Conforme o chefe da Unicef para o Semiárido, a equipe multidisciplinar detectou vários problemas com o resultado da pandemia. “Nós estamos analisando as vulnerabilidade gerais dos que foram órfãos da pandemia. A prefeitura com o apoio técnico da Unicef começou uma metodologia para identificar essas crianças, que não é tão fácil porque nem sempre são registradas. Nosso grupo está atuando em várias temáticas, como por exemplo, a questão da vacinação", explica Dennis Larsen.
“Antes da pandemia, 100% das crianças estavam vacinadas contra o sarampo no Brasil. Esse número caiu para 70%, na pandemia. A ideia é que as crianças localizadas tenham acesso a todos os direitos que elas já deveriam ter, como o acesso à educação, saúde, higiene e proteção social”, conclui Larsen.
A secretária da educação municipal, Dalila Saldanha, conta que a pasta vem fazendo um esforço conjunto com a Prefeitura na busca de identificar todas as crianças órfãs da pandemia. “O objetivo é dar atenção às crianças através do acesso à saúde, educação, assistência e proteção social. No caso da educação, nós fizemos um levantamento para toda a rede de educação do município, e estamos preocupados com as crianças que estão sem o acesso a rede de educação municipal. O objetivo é identificar quem não teve acesso e atender como prioridade esse público”.
Além das escolas, Dalila fala sobre a atenção especial dada ao contexto da alimentação: “Principalmente nessa faixa etária [primeira infância], as crianças estão em um processo de adequação alimentar. Muitas vezes elas rejeitam os alimentos que tão começando a ser introduzido, então a gente tem programa de acompanhamento pelas nossas nutricionistas, para que a criança não sofra nenhum problema de desnutrição”.
O evento também teve a palestra sobre cuidados em situação de perda familiar, ministrada pela psicóloga Sarah Vieira Carneiro. Segundo Sarah, nós temos uma situação excepcional, em que crianças da primeiríssima infância estão de luto, e são órfãos da pandemia de Covid-19.
“Nosso maior objetivo é preparar equipes que vão atuar diretamente com essas crianças.

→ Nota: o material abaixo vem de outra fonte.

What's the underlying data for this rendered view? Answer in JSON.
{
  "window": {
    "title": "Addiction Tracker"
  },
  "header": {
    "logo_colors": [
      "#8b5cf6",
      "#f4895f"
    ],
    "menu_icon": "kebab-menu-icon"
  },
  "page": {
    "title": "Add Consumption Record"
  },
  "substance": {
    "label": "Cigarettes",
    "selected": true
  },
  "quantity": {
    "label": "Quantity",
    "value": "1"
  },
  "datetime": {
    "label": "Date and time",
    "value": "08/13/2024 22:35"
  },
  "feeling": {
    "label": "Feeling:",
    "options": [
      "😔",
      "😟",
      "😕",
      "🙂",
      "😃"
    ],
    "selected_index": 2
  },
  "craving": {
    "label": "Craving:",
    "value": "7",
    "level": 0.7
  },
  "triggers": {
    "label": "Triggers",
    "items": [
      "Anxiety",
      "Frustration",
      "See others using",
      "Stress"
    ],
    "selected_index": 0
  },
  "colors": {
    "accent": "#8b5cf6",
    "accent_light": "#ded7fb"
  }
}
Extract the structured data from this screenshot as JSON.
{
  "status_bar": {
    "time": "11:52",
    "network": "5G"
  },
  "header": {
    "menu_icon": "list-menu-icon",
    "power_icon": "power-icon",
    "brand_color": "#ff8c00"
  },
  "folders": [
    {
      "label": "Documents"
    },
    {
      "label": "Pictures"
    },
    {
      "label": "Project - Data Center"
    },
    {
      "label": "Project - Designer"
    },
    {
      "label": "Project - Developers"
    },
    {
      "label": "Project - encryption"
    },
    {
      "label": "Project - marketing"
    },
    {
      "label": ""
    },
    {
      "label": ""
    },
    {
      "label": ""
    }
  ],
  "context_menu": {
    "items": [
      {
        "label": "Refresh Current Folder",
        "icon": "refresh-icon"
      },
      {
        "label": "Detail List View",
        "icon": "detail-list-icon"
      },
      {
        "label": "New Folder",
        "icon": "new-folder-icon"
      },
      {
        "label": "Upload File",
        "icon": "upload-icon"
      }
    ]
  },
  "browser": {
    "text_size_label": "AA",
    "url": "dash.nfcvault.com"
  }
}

A orientação vai no sentido de guiar os profissionais para entenderem a expressividade dessas crianças e desenvolver técnicas que promovam um contato mais humano. Nós precisamos partir de uma relação de confiança com essas crianças para oferecer os outros serviços que são exatamente o objeto do programa”, disse a psicóloga.
Sarah Carneiro fala que todo mundo tem um processo de luto, no entanto, as crianças possuem uma expressividade particular. “Uma perda dessa magnitude é muito mais severa em uma criança. As crianças ainda têm dificuldade de falar sobre determinados assuntos, então elas vão agir através de alterações de comportamento, alteração de apetite, sono, agressividade ou retraimento”.
“A equipe precisa estar preparada para ler esses sinais que essas crianças vão dar. É primordial que essas crianças sejam vacinadas, estejam na escola e tenham uma segurança alimentar, mas nada disso funciona se a equipe não conseguir fazer um vínculo com essa família e com essa criança”, finaliza a psicóloga.